The word in a literal sense of "one who or that which trembles" is attested from early 15c., an agent noun from quake (v.). The notion of "trembling" in religious awe is in Old English; quaking (n.) meaning "fear and reverence" especially in religion is attested from mid-14c.

There is not a word in the Scripture, to put David's condition into rime and meeter: sometimes he quaked and trembled, and lay roaring all the day long, that he watered his bed with his tears: and how can you sing these conditions (but dishonour the Lord) and say all your bones quake, your flesh trembled, and that you water your bed with your tears? when you live in pride and haughtiness, and pleasure, and wantonness .... ["A Brief Discovery of a threefold estate of Antichrist Now Extant in the world, etc.," an early Quaker work, London, 1653]
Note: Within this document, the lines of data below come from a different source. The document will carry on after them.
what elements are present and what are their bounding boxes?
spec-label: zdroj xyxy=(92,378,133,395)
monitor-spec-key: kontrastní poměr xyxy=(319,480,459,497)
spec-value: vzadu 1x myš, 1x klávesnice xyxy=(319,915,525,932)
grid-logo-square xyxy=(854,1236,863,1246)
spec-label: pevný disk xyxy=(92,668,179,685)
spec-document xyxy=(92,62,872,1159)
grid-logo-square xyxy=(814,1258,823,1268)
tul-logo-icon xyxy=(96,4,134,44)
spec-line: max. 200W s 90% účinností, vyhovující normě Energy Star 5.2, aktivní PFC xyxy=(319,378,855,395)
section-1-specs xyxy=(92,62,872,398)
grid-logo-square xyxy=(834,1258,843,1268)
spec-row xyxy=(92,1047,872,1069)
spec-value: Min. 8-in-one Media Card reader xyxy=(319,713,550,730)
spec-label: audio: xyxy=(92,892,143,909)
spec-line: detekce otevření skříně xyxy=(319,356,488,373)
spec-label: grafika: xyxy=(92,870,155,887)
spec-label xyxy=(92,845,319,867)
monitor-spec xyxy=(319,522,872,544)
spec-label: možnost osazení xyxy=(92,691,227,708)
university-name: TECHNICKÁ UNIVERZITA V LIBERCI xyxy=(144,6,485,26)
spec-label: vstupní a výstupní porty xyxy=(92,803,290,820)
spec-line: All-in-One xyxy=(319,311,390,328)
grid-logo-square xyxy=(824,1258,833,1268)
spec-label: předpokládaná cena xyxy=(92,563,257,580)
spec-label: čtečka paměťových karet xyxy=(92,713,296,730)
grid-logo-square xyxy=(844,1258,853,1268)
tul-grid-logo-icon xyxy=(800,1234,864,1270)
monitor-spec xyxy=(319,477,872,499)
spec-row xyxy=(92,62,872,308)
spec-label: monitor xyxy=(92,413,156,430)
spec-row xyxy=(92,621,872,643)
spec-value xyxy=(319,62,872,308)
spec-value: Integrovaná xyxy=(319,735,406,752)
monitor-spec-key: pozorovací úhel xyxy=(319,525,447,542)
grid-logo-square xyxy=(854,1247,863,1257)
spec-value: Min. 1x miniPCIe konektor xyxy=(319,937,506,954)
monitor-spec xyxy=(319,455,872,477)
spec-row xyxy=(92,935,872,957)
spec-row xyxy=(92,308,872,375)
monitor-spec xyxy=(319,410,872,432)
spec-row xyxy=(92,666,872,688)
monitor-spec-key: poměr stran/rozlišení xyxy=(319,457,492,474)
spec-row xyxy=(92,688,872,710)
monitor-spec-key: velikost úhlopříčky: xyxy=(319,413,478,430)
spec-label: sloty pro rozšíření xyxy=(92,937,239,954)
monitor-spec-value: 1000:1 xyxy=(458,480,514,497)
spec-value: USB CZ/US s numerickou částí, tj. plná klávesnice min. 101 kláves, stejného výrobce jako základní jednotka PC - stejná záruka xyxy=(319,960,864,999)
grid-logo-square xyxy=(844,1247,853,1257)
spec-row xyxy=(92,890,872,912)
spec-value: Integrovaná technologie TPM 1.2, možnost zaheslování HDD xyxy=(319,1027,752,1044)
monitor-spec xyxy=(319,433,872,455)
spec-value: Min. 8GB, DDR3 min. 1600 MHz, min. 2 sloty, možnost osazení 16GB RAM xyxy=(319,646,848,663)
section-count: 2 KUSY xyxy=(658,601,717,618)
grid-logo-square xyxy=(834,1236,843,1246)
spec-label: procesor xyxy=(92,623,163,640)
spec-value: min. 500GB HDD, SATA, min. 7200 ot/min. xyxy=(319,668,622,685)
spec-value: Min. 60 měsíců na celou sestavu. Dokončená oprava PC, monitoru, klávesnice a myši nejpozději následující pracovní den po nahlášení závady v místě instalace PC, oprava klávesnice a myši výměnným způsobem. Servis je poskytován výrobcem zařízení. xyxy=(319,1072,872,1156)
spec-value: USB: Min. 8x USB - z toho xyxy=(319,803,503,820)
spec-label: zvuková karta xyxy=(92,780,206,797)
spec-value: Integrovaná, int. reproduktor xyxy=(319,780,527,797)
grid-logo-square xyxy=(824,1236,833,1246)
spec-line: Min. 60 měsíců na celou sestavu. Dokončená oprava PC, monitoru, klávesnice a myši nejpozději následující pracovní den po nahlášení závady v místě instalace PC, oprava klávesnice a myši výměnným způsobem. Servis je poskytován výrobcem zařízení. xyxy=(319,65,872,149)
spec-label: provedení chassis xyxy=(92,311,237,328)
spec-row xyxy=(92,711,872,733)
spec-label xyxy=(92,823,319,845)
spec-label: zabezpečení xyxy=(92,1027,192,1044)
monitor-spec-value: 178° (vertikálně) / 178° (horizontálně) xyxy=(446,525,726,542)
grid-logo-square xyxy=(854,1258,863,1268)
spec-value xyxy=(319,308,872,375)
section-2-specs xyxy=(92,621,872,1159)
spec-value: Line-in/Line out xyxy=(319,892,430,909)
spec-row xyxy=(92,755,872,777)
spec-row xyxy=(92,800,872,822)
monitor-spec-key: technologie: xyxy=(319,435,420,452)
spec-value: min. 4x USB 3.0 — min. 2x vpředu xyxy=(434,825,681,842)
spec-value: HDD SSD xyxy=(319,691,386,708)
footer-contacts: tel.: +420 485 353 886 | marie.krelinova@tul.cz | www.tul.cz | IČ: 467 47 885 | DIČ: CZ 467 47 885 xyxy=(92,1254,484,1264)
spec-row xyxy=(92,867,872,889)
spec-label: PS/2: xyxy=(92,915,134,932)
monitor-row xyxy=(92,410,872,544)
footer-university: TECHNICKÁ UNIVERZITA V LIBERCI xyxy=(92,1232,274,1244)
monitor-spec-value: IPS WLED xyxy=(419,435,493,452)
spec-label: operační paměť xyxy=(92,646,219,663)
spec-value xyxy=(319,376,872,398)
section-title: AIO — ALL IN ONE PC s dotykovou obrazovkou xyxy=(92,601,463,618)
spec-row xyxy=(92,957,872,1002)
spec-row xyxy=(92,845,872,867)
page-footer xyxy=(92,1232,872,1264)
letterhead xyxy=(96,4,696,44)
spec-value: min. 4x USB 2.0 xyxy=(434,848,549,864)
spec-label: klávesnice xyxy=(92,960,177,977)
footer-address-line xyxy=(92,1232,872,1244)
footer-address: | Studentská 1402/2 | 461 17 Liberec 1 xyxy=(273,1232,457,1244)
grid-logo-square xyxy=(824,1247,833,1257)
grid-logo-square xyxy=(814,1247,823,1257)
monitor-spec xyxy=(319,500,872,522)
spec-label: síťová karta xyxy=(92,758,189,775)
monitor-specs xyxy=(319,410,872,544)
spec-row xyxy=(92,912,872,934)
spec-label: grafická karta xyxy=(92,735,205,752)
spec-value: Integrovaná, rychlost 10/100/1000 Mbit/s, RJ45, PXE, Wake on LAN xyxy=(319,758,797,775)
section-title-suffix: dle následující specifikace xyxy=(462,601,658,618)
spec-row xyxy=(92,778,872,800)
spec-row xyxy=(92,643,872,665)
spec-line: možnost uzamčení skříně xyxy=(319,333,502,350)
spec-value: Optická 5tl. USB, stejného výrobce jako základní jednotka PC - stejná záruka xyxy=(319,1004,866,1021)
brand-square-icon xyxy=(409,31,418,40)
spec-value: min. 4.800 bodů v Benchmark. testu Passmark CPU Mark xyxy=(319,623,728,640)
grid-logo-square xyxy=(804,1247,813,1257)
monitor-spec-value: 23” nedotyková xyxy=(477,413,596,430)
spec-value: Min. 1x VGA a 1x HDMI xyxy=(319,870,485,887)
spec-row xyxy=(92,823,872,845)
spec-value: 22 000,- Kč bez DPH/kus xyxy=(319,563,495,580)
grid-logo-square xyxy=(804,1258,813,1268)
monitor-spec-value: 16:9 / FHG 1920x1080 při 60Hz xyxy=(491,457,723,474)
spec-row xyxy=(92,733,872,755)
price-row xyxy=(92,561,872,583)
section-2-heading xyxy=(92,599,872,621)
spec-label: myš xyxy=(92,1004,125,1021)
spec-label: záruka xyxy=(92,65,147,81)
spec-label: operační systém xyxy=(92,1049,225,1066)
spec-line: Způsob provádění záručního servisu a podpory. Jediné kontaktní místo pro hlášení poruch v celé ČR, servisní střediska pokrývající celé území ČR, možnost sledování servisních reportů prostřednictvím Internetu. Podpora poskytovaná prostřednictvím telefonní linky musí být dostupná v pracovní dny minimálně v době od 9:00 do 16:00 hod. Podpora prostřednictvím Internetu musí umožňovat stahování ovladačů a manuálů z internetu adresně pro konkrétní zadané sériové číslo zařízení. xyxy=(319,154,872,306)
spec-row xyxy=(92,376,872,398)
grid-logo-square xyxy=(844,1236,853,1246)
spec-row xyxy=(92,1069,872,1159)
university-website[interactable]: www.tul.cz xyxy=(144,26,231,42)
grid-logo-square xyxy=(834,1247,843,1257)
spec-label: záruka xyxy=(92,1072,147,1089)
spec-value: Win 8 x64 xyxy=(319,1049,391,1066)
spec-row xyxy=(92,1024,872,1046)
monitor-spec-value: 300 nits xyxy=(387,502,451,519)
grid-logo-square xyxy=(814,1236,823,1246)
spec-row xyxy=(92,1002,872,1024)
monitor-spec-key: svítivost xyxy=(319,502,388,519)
Figuratively, as an adjective, in reference to plain or drab colors (such as were worn by members of the sect) is by 1775. A Quaker gun (1809, American English), originally a log painted black and propped up to resemble the barrel of a cannon to deceive the enemy from a distance, is so called for the sect's noted pacifism. Philadelphia, Pennsylvania, has been known as the Quaker City at least since 1824. Related: Quakerish; Quakeress ("a female Quaker"); Quakerism; Quakerdom; Quakerly.